"I can never be what I ought to be until you are what you ought to be. You can never be what you ought to be until I am what I ought to be. This is the interrelated structure of reality." -Martin Luther King, Jr.
INJ was probably closer, but I can relate to a lot of both. I had a rather rough childhood with personality though, seeing as I had (I'm pretty sure) an INTx father who wanted me to be and think just like him, so my actions were guided by his rules and expectations and my fear of him, rather than my natural tendencies.
I find it really amusing that I always said our problems really began when I turned 13, and according to those profiles that's when I would have picked up the F that conflicted with his T!

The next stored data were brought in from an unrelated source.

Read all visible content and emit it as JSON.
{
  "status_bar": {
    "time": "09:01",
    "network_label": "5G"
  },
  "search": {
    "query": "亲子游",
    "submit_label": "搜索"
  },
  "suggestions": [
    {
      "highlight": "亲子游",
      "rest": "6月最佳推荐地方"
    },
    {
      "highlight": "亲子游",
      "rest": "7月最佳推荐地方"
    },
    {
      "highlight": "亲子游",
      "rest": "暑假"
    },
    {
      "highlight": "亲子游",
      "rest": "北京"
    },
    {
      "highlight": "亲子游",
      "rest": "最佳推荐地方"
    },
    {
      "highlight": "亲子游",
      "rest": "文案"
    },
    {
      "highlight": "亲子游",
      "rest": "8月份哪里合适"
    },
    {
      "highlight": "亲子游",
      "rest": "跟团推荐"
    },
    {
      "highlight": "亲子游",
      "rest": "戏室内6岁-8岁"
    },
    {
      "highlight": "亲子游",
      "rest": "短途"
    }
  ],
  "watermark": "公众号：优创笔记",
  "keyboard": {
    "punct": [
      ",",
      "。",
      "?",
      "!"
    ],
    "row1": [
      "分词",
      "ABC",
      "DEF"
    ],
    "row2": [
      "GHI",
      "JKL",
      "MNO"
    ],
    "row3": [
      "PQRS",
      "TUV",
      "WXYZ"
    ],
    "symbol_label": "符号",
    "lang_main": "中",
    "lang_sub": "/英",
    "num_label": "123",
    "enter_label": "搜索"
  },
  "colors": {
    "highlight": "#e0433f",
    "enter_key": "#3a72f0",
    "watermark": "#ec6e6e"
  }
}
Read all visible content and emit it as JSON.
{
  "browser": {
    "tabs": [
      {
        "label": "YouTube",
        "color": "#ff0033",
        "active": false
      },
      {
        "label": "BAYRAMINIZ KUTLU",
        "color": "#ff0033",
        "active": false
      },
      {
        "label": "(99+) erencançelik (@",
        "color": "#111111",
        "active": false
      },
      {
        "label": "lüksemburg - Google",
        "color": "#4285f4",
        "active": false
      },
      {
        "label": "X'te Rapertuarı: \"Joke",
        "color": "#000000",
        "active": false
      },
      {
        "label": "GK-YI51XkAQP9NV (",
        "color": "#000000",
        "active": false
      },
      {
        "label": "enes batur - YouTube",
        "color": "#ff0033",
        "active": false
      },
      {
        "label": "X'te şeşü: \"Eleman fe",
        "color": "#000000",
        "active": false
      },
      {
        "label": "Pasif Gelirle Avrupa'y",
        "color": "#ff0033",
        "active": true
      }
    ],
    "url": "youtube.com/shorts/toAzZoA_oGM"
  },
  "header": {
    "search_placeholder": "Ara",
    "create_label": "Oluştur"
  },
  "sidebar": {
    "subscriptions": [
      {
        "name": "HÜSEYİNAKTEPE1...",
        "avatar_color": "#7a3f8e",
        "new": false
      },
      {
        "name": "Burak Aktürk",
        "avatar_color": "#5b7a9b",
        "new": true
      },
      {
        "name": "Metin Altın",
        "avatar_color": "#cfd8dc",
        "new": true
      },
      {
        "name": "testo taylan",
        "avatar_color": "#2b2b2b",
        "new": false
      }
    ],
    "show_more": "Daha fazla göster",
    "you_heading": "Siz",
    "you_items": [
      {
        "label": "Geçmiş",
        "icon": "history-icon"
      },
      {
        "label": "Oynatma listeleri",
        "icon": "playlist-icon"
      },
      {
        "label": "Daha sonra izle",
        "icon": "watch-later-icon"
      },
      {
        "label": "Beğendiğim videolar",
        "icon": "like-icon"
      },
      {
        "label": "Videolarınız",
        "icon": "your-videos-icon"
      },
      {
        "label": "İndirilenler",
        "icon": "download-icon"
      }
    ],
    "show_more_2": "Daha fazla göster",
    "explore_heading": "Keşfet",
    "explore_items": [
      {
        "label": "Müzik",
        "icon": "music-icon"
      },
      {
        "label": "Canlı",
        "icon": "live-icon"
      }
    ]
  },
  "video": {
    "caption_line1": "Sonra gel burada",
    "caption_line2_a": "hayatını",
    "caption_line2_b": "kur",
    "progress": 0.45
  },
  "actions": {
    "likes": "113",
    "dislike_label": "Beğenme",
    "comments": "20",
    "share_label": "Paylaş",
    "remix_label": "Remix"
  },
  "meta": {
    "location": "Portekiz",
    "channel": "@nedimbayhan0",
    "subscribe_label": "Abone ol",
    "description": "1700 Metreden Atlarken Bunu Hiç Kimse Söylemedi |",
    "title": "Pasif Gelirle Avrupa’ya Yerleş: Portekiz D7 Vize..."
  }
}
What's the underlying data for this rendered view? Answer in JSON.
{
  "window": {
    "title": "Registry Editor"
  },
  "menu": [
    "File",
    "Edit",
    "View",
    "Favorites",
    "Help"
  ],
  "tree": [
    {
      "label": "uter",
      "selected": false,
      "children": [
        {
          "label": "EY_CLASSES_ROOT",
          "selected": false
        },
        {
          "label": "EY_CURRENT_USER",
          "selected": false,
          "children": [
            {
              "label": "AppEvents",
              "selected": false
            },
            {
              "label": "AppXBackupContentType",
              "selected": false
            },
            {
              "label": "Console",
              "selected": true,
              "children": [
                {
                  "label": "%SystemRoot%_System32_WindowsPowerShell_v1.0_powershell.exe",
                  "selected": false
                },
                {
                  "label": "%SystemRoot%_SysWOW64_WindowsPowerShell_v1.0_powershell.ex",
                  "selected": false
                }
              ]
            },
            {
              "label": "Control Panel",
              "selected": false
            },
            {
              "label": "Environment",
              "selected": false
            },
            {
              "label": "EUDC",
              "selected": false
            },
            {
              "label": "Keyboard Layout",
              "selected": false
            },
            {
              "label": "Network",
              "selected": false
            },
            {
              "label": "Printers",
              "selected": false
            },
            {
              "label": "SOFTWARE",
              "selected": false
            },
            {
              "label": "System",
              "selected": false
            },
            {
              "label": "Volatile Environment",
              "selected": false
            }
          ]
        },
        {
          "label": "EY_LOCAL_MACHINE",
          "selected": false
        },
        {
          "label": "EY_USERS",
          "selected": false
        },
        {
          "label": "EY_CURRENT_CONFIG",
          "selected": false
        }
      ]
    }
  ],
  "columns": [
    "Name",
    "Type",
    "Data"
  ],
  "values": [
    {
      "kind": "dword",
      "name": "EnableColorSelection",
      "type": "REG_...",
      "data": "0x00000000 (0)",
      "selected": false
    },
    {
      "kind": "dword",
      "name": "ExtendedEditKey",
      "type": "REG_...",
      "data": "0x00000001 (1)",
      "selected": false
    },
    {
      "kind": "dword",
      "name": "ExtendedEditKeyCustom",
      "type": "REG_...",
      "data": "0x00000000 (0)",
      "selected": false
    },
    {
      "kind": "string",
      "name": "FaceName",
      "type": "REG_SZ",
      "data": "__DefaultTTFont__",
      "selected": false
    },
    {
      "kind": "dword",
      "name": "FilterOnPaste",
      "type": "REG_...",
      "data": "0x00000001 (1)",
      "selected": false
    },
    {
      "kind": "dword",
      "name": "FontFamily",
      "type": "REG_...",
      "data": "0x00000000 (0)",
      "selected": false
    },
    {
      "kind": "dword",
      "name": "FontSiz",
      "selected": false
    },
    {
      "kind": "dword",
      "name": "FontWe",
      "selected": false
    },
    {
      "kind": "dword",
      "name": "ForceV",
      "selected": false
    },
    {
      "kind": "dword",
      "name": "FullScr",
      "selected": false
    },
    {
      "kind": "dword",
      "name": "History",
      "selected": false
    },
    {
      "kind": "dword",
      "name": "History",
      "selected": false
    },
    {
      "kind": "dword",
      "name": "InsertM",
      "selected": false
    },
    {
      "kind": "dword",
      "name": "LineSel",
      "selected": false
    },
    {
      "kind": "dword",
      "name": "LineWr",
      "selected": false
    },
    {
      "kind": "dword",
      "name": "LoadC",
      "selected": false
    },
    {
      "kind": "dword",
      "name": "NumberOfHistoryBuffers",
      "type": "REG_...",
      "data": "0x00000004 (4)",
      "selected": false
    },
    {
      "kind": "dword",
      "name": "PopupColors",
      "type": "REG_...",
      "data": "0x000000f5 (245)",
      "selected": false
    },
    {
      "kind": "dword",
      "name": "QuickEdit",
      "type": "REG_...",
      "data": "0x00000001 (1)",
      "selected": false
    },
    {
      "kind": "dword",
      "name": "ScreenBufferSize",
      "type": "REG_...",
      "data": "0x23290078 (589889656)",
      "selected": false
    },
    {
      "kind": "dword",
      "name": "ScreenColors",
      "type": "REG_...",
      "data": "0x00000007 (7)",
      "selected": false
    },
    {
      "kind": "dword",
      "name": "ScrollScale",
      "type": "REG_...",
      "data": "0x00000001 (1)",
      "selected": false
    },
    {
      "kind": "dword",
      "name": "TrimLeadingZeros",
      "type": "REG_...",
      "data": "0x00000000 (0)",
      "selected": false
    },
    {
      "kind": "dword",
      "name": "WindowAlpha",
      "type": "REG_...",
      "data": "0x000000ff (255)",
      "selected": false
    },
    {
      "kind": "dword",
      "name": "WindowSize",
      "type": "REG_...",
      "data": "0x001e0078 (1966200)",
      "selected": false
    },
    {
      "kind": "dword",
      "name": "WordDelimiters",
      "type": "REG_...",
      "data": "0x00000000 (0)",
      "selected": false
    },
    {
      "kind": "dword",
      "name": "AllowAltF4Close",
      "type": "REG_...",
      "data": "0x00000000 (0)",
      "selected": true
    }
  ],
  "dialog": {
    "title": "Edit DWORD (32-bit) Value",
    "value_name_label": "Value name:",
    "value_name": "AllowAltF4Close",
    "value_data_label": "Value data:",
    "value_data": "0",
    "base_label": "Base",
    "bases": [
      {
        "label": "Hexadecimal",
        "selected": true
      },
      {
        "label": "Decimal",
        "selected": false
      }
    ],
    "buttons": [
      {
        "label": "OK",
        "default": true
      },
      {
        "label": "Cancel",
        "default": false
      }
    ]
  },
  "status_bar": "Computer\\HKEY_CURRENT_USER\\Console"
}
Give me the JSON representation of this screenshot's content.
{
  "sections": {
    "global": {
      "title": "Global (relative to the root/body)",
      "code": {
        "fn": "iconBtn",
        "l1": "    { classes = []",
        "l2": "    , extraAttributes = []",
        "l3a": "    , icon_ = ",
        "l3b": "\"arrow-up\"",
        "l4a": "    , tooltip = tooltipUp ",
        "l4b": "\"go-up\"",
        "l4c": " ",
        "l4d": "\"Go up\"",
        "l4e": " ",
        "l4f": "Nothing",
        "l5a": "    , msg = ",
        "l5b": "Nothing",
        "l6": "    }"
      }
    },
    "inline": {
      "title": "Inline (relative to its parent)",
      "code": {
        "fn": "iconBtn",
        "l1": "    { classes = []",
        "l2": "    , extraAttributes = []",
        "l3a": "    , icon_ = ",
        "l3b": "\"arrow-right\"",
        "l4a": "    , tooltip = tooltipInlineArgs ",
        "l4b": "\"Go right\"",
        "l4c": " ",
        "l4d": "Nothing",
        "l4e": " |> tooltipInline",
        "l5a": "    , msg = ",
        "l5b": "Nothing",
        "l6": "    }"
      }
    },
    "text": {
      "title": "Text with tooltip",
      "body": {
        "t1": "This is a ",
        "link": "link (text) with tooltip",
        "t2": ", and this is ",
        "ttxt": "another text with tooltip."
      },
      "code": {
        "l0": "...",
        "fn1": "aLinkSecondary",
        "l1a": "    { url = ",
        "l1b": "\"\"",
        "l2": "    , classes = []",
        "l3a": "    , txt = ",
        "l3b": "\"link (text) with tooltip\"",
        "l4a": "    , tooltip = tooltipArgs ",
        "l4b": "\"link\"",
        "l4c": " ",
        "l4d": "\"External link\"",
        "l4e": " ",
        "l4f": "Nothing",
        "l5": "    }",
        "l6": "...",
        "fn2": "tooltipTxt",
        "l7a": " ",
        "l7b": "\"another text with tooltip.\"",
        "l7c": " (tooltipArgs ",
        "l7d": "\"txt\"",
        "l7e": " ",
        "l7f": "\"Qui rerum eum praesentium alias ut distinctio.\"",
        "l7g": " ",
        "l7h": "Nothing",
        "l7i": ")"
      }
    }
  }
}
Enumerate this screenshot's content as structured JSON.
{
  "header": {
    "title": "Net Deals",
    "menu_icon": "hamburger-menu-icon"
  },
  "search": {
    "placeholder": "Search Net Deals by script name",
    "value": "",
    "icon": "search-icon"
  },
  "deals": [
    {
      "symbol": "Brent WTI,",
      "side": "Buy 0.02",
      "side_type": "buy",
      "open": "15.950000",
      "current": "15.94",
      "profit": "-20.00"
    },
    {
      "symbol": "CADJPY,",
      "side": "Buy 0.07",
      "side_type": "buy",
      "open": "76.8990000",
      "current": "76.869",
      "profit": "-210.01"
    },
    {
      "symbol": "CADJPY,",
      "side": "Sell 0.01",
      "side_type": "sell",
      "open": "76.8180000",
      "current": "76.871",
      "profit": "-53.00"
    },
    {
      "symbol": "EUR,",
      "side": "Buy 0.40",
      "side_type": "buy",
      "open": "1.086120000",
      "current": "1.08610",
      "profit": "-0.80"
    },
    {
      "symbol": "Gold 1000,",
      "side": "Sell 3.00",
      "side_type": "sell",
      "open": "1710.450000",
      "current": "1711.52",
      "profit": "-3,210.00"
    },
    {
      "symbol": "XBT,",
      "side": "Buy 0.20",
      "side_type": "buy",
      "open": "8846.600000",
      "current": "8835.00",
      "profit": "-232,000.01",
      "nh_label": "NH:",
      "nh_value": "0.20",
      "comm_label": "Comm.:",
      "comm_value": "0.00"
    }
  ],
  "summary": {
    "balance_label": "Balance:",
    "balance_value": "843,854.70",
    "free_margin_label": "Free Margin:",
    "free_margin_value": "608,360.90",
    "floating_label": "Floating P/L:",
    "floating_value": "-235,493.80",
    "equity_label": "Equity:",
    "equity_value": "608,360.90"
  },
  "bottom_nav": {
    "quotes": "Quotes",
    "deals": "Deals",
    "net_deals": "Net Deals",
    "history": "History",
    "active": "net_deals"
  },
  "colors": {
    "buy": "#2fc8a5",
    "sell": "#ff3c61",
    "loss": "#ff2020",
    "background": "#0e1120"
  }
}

Forming characters! Whose? Our own or others? Both. And in that momentous fact lies the peril and responsibility of our existence. - Elihu Burritt
Member of the Maverick's Biker Club - Now crashing through walls instead of just..walking into them.
“There are two novels that can change a bookish fourteen-year old’s life: The Lord of the Rings and Atlas Shrugged. One is a childish fantasy that often engenders a lifelong obsession with its unbelievable heroes, leading to an emotionally stunted, socially crippled adulthood, unable to deal with the real world. The other, of course, involves orcs.” ~ John Rogers
Totally OT since I'm an INTP and speaking solely for the ITP part, but I found the description for ITP fairly accurate for me. The main point I didn't agree with was "and are irritated by exaggerations and half-truths"--I understood what people meant when they exaggerated for the most part. I also wasn't much of a risk taker at all, my (most likely) IS*J parents sorta set a non-risk-taking example which I picked up on very early and kept as a basic tenet.
I will have to agree with "They enjoy books" although the type I usually read were technical in nature... my father would buy me really old TIME books about space and astronauts and chemistry, energy and the like. I would also spend a lot of time reading and re-reading instruction manuals for our electronics equipment... it fascinated me for some odd reason. I enjoyed playing with electronics, and my parents bought me a $20 "30-in-1 Electronics Project Kit" from radioshack which amused me quite a bit, although I couldn't understand the theory behind most of it.
It says kids typically develop the "missing letter" around age 13 or so. I guess that's fairly accurate... before age 12 or so I joined many of my neighbors and friends in more ISTP-like adventures but I was always lacking some of the fine skill and ease of learning that my friends had. Around age 12-13 I got my first computer, which I couldn't do anything with besides program (in BASIC). From there on I ended up taking to the mathematics and theory behind programming quite a bit, and spent countless hours playing with the computer, which ended up shutting out most of my neighbors and pretty much terminated most of my outdoor adventures and playtime, and I found myself associating more with people at school who enjoyed speculating about wild things for fun (like space travel, star trek stuff and the like--it was usually me and my INFP friend dreaming up crazy ideas and drawing them on paper, making up stories about them, etc.). High school was more of the same.